The demands of producing year-round theatre don’t leave the GVT staff with much down time, but when she’s not working Kim enjoys running on the Greenbrier River Trail and in the Greenbrier State Forest. She spends most of her free time with Val, who works for Lewisburg’s popular distillery, Smooth Ambler. Her energetic, outgoing partner is also a dog rescuer and on the local roller derby team, so they’re rarely at a loss for something to do.

She’d like to have more time to travel. She has been to Europe, and twice to Peru. Her wish list includes some off-the-beaten-path destinations: India, Morocco and the countries of Southeast Asia. “I’m not a traditional tourist,” she admits.

She doesn’t even have much time to get back to her old stomping grounds, New York City. As an actor and a fan she’d like to be able to keep up with Broadway productions. Three current ones she’d like to see are Hamilton, Fun Home and The Curious Incident of the Dog in the Nighttime.
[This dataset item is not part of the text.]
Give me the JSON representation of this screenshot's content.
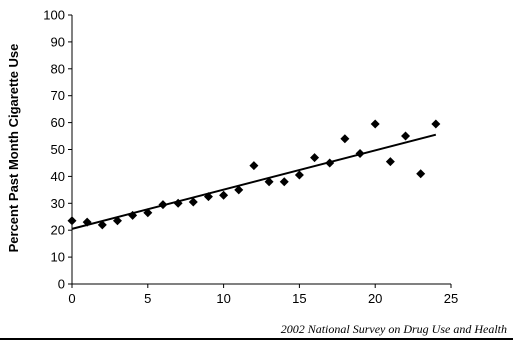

She minored in history in college, and she still has a fascination with it. “I’d be writing papers about medieval shepherds while my theatre friends were writing bios of Bernadette Peters. When I was in high school I took a European history class at Cambridge University. One day I took the train to London by myself without knowing where I was going. I got off at King’s Cross Station and started wandering around. Eventually I found the Theatre Museum in Covent Garden. It tells the story of the performing arts in Great Britain from the sixteenth century to the present day, with costumes and manuscripts and posters. I loved it! I couldn’t have found a better way to spend the day, even if I’d known where I was going.”

Kim Morgan Dean’s fans include at least one very important one – her employer at GVT, Cathey Sawyer. “Having Kim as part of our company has been a godsend,” Sawyer shares her review. “She’s a terrific actress – smart, precise, and highly capable. She has a wide range as an actress and as a singer, which makes her a perfect company member. She’s also one of the most dedicated theatre people I’ve ever met. She’s not afraid to roll up her sleeves and do whatever it takes to keep the theatre going because she believes in what theatre can do for its audience and for our youth. She’s a joy to be around.”
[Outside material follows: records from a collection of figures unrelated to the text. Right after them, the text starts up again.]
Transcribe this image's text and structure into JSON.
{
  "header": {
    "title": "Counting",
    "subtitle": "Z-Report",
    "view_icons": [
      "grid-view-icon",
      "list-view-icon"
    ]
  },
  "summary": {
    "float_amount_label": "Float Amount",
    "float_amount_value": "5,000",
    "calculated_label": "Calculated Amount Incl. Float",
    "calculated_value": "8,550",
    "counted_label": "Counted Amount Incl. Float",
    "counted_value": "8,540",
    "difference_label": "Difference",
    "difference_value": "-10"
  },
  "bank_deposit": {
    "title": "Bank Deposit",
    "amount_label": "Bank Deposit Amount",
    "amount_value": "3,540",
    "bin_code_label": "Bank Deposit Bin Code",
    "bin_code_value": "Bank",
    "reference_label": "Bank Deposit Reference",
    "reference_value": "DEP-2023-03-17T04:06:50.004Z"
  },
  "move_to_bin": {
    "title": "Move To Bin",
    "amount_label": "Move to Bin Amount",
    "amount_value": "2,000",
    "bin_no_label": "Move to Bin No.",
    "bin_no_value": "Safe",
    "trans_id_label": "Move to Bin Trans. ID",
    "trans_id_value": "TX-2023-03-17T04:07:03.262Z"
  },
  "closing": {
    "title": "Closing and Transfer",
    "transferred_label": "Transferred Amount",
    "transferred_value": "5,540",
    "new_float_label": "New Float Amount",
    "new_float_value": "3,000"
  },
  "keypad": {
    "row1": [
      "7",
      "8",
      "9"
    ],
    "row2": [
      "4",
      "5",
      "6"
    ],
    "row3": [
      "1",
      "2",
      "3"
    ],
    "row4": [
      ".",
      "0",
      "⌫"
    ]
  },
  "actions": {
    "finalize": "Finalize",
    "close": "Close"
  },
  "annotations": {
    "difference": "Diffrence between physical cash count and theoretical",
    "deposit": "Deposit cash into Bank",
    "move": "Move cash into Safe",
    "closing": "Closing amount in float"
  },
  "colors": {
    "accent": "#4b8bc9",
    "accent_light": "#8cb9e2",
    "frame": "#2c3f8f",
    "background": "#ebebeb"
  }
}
Her better half Val heartily concurs. “Kim is sort of a force of nature. She throws herself into any task with the fiercest of commitment – even if it’s household chores. I’m sure she wishes at times that I shared that gusto. But seriously, I place so much trust in her counsel. She has incredible insight and sensitivity to others. Mostly, I’m just very proud of her and her bravery on and off stage. She lives her life very authentically, and I’m lucky to share mine with her.”